On 24 October, the European Commission announced its decision to approve the British capacity market – established to ensure the lights stay on during periods of peak energy demand for the grid. Standstill payments of around £1 billion (€1.17 billion) were due to be issued last Thursday with a payment deadline of tomorrow. However, the process of collecting and distributing deferred capacity payments could prove tricky.
Lee Drummee, an analyst at Cornwall Insight, said: “The collection of the £1 billion back payment bill is likely to prove problematic as some suppliers may not have been actively billing large business customers – particularly those on ‘pass-through’ contracts – during the suspension of the scheme. The collection of these costs could prove even more challenging if customers have switched suppliers during the capacity market suspension.

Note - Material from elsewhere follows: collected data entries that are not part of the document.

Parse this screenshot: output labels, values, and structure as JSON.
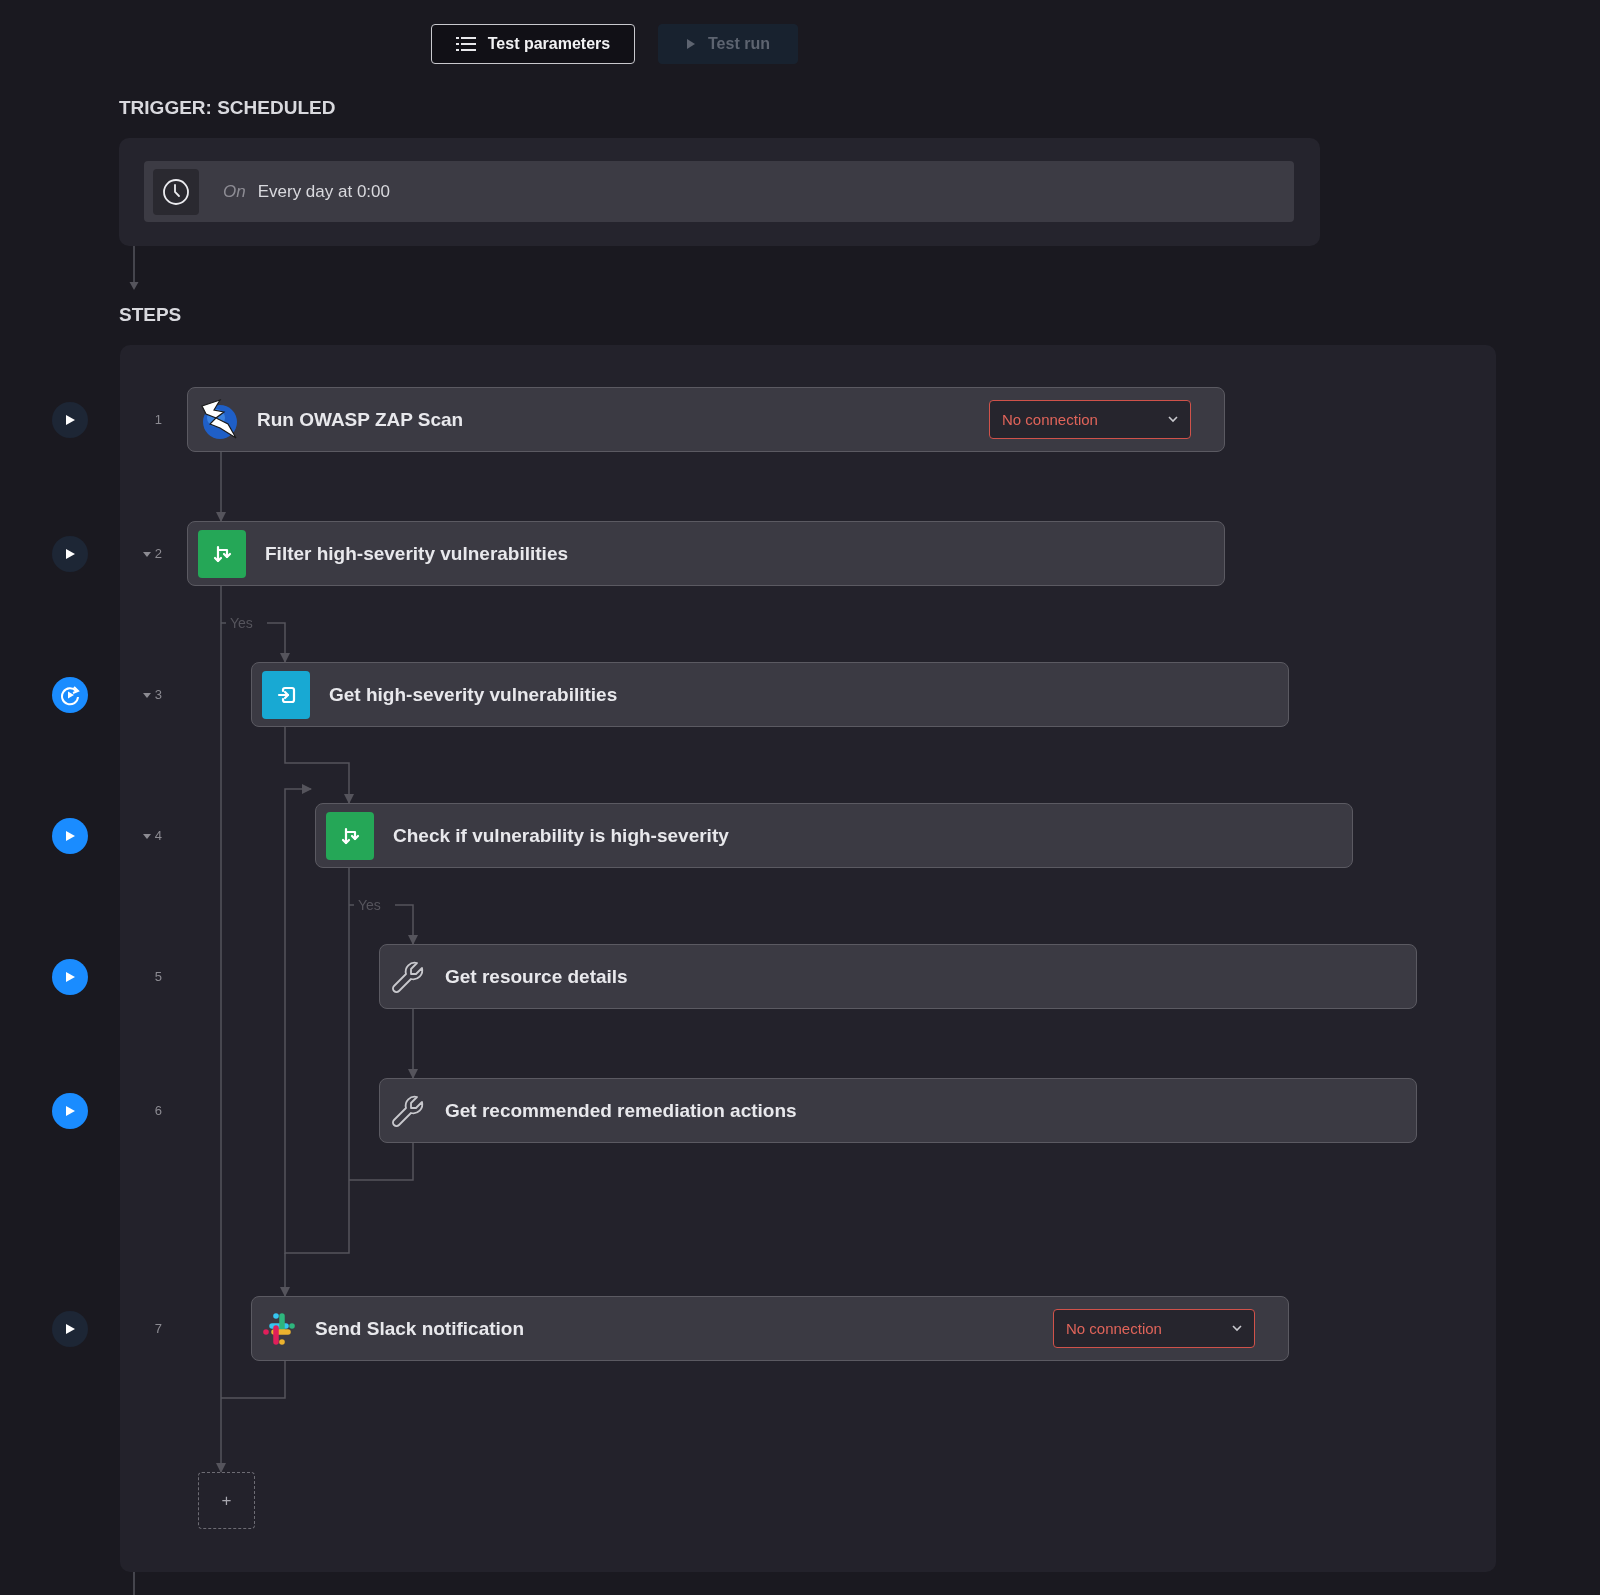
{
  "toolbar": {
    "buttons": [
      {
        "label": "Test parameters",
        "kind": "params",
        "disabled": false
      },
      {
        "label": "Test run",
        "kind": "run",
        "disabled": true
      }
    ]
  },
  "trigger": {
    "heading": "TRIGGER: SCHEDULED",
    "prefix": "On",
    "schedule": "Every day at 0:00"
  },
  "steps_heading": "STEPS",
  "steps": [
    {
      "number": "1",
      "title": "Run OWASP ZAP Scan",
      "kind": "zap",
      "run_enabled": false,
      "connection": {
        "value": "No connection",
        "error": true
      }
    },
    {
      "number": "2",
      "title": "Filter high-severity vulnerabilities",
      "kind": "filter",
      "run_enabled": false,
      "expanded": true,
      "branch_label": "Yes",
      "children": [
        {
          "number": "3",
          "title": "Get high-severity vulnerabilities",
          "kind": "loop",
          "run_enabled": true,
          "expanded": true,
          "children": [
            {
              "number": "4",
              "title": "Check if vulnerability is high-severity",
              "kind": "filter",
              "run_enabled": true,
              "expanded": true,
              "branch_label": "Yes",
              "children": [
                {
                  "number": "5",
                  "title": "Get resource details",
                  "kind": "tool",
                  "run_enabled": true
                },
                {
                  "number": "6",
                  "title": "Get recommended remediation actions",
                  "kind": "tool",
                  "run_enabled": true
                }
              ]
            }
          ]
        },
        {
          "number": "7",
          "title": "Send Slack notification",
          "kind": "slack",
          "run_enabled": false,
          "connection": {
            "value": "No connection",
            "error": true
          }
        }
      ]
    }
  ],
  "add_button": "+"
}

“It is likely that domestic suppliers will have collected these costs from customers, especially following [regulator] Ofgem’s decision to include CM [capacity market] costs in the price cap. However, with 17 suppliers exiting the market during the scheme’s suspension, additional charges will come through the CM mutualization process.
“There is a potential for initial payments to be reduced to avoid a delay in deferred payments to capacity providers. Following the first mutualization exercise payments will be proportionately adjusted if there is a shortfall. If payments are reduced, capacity providers will be entitled to supplementary payments following another mutualization process.
“While structures are in place to ensure providers will receive payments, stresses in the supply market could result in delayed payments to capacity providers. The collection of these payments will ultimately be a test of the effectiveness of the Electricity Settlements Company debt recovery process, Ofgem’s ability to recover unpaid capacity payments through financial penalties and for these funds to be included in a capacity payment reconciliation.”